Social Distancing for the Tinder Generations


Social distancing is the Tinder mentality gone mad. It protects us from the dangerous randomness of social interaction. Like a dating app, it saves us from those difficult introductions, chance conversations and untidy loose ends of real life. Above all, it offers the false promise of a shield against risk.

Living at one remove from reality is already the norm for millions who dress, style their hair, decorate their homes and choose their holiday destinations with a selfie in mind, and who practice their poses for the friends they know only on Facebook, Instagram or Snapchat.

These posts are far from spontaneous. Posters often reach out to a close adviser to gauge reaction and modify the communication before posting it, lest it strike the wrong note. That is two removes from the immediacy of contact with real people, in fact, it's three: You have a virtual walled garden into which you allow only certain friends, then you prepare an interaction with them but you first negotiate that interaction with a trusted advisor so that you say the right things for the best effect.

No risk of a social media faux pas. I'm keeping it real, yah!

Covid-19 is the perfectly constructed, multi-generational virus response and it makes perfect sense to those who relate by app. No wonder the prison lockdown has been embraced so enthusiastically. It plays to the same fears and desires by selling a lie: that you can sanitize your life while getting more of what you want. (I note that some OCD sufferers have said that the injunction to wash hands repeatedly was not the kind of advice they needed to hear). Some users of dating apps have tired of the endless swiping: left to reject, right to like and new apps offer more "authenticity" by... you guessed it.. ever-more curated, pre-approved groups of users. People you might actually let yourself talk to.

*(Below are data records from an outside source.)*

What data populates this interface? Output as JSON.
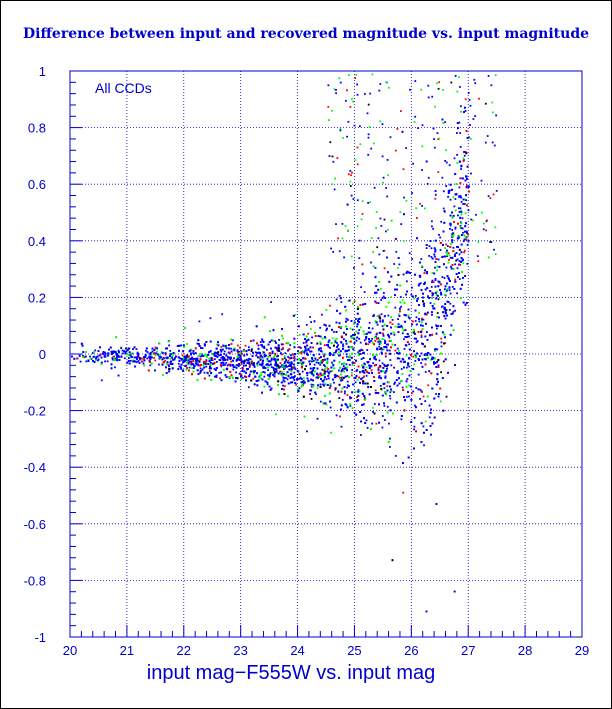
{
  "chart_data": {
    "type": "scatter",
    "title": "Difference between input and recovered magnitude vs. input magnitude",
    "xlabel": "input mag−F555W vs. input mag",
    "ylabel": "",
    "annotation": "All CCDs",
    "xlim": [
      20,
      29
    ],
    "ylim": [
      -1,
      1
    ],
    "x_ticks": [
      "20",
      "21",
      "22",
      "23",
      "24",
      "25",
      "26",
      "27",
      "28",
      "29"
    ],
    "y_ticks": [
      "1",
      "0.8",
      "0.6",
      "0.4",
      "0.2",
      "0",
      "-0.2",
      "-0.4",
      "-0.6",
      "-0.8",
      "-1"
    ],
    "grid": true,
    "point_colors": [
      "#0000ff",
      "#00ff00",
      "#ff0000",
      "#000000"
    ],
    "axis_color": "#0000cc",
    "series": [
      {
        "distribution": "envelope",
        "points": [
          [
            20.0,
            0.0,
            0.02
          ],
          [
            20.5,
            0.0,
            0.025
          ],
          [
            21.0,
            -0.005,
            0.03
          ],
          [
            21.5,
            -0.01,
            0.035
          ],
          [
            22.0,
            -0.015,
            0.045
          ],
          [
            22.5,
            -0.02,
            0.055
          ],
          [
            23.0,
            -0.025,
            0.065
          ],
          [
            23.5,
            -0.03,
            0.08
          ],
          [
            24.0,
            -0.03,
            0.1
          ],
          [
            24.5,
            -0.02,
            0.14
          ],
          [
            25.0,
            -0.01,
            0.18
          ],
          [
            25.5,
            0.0,
            0.24
          ],
          [
            26.0,
            0.03,
            0.3
          ],
          [
            26.3,
            0.08,
            0.32
          ],
          [
            26.6,
            0.25,
            0.3
          ],
          [
            27.0,
            0.6,
            0.35
          ]
        ]
      }
    ]
  }
}
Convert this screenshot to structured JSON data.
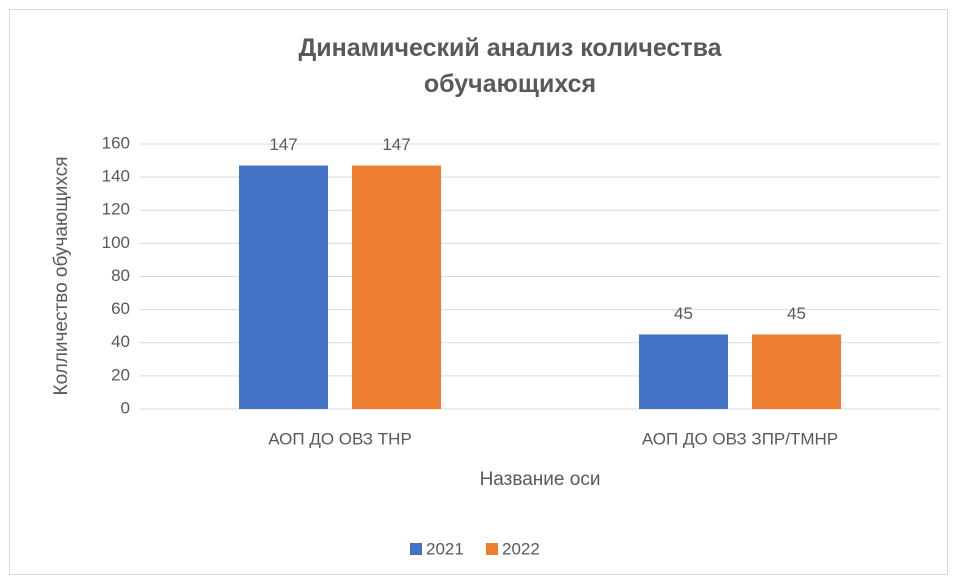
{
  "chart_data": {
    "type": "bar",
    "title": "Динамический анализ количества обучающихся",
    "x_label": "Название оси",
    "y_label": "Колличество обучающихся",
    "categories": [
      "АОП ДО ОВЗ ТНР",
      "АОП ДО ОВЗ ЗПР/ТМНР"
    ],
    "series": [
      {
        "name": "2021",
        "color": "#4472c4",
        "values": [
          147,
          45
        ]
      },
      {
        "name": "2022",
        "color": "#ed7d31",
        "values": [
          147,
          45
        ]
      }
    ],
    "ylim": [
      0,
      160
    ],
    "yticks": [
      0,
      20,
      40,
      60,
      80,
      100,
      120,
      140,
      160
    ],
    "grid": true,
    "legend": "bottom",
    "data_labels": true
  }
}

Digital passports would be the ultimate introduction for those seeking a safe way to talk to real, live humans. Dating apps already offer some pre-approval - from mum if you use Tinder's Ma Filter. Soon you may be able to jump from mom's clutches into the arms of The State, with the ability to select your next date from their digital passport, filtered by income, job type, social credit score and infection status.

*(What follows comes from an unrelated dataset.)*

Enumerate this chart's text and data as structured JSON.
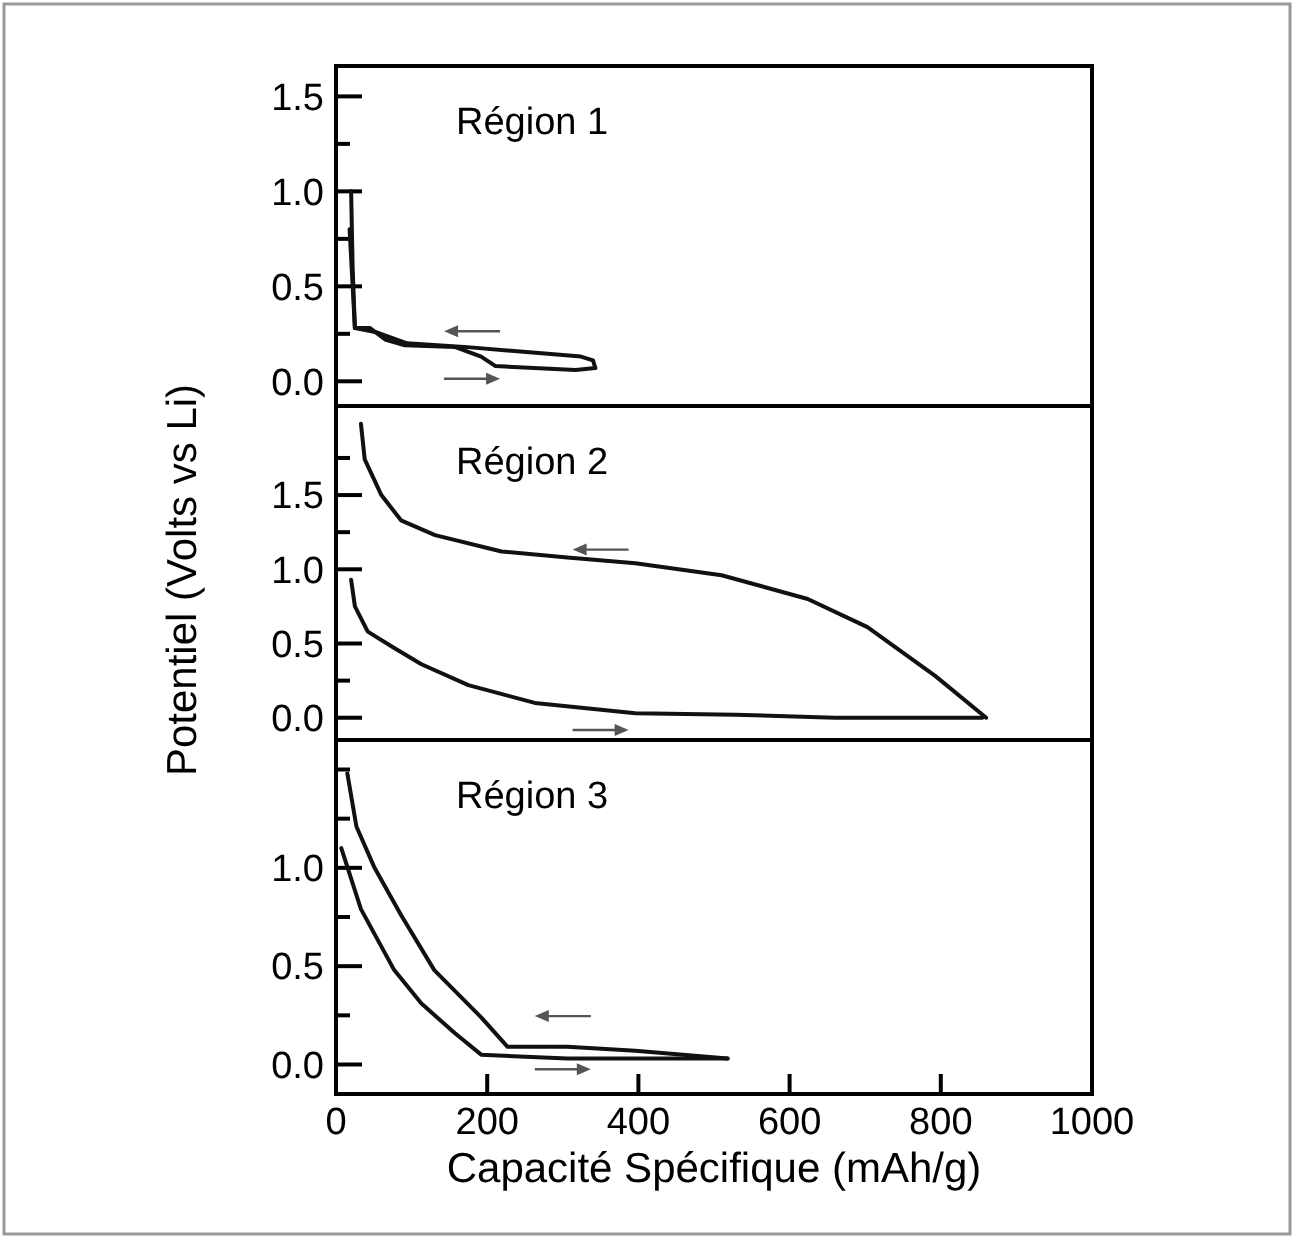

Real life through a virtual condom

During the clampdown, prison lockdown, curfew or cowering-in-place (is there a nice word for it? What do people who love the lockdown call it?) dating apps have offered freebies to make life more bearable:  you are now allowed to date... wait for it... outside of your dating radius, thanks to Tinder temporary lifting of limits on its Passport feature. The residence permit is being waived for a month and you are now allowed to date virtually in other towns than your own. Yes, Tinder has an internal passport system just like the former Soviet Union.

In another move towards real social interaction, rival dating apps like Hinge and The League are promoting video chats. Whether it's to check that each other is human or to indulge in virtual sex, I'll leave it to your imagination.

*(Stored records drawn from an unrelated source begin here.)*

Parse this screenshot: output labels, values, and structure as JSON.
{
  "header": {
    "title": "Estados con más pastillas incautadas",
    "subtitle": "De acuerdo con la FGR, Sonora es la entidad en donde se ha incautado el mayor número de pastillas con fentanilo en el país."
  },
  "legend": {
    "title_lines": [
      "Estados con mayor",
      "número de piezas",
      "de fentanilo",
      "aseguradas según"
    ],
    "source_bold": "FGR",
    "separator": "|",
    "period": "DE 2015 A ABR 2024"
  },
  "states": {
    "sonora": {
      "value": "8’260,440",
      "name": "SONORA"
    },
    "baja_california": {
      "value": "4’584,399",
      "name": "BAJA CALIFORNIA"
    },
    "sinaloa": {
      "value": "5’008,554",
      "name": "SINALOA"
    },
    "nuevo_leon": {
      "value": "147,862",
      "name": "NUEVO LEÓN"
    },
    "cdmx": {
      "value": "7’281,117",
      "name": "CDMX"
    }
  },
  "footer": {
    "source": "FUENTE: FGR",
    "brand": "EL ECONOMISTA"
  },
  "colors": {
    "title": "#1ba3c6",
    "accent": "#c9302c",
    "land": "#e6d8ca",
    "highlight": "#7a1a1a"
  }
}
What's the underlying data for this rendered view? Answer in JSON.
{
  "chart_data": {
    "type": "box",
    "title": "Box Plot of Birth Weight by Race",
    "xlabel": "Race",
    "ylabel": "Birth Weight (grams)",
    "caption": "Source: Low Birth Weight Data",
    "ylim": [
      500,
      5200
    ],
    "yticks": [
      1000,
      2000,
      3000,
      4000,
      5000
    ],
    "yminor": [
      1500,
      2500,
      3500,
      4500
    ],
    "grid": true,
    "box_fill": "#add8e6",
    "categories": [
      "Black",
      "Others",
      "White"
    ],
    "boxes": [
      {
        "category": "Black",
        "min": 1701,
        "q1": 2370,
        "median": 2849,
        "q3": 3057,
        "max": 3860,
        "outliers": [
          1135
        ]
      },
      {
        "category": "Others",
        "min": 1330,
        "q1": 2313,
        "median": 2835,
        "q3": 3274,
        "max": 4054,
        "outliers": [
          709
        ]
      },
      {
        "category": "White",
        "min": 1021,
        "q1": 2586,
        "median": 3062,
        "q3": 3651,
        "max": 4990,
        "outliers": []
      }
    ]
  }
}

There is a clear parallel between the artifice of social distancing and the artifice of relational apps. The proposal of digital passports as the solution to lockdown comes from the same geek-tech cohort who manage social media. Should anyone be surprised that those trained to live their lives through social media lap it up?

Mediating all your life through an app is not for everyone. Like unlocking your door with chop sticks, it takes a knack but the benefit of membership is the social exclusivity of finding other people who can do the same. I'll use the handle and go out to meet real people. Feel free to keep it real.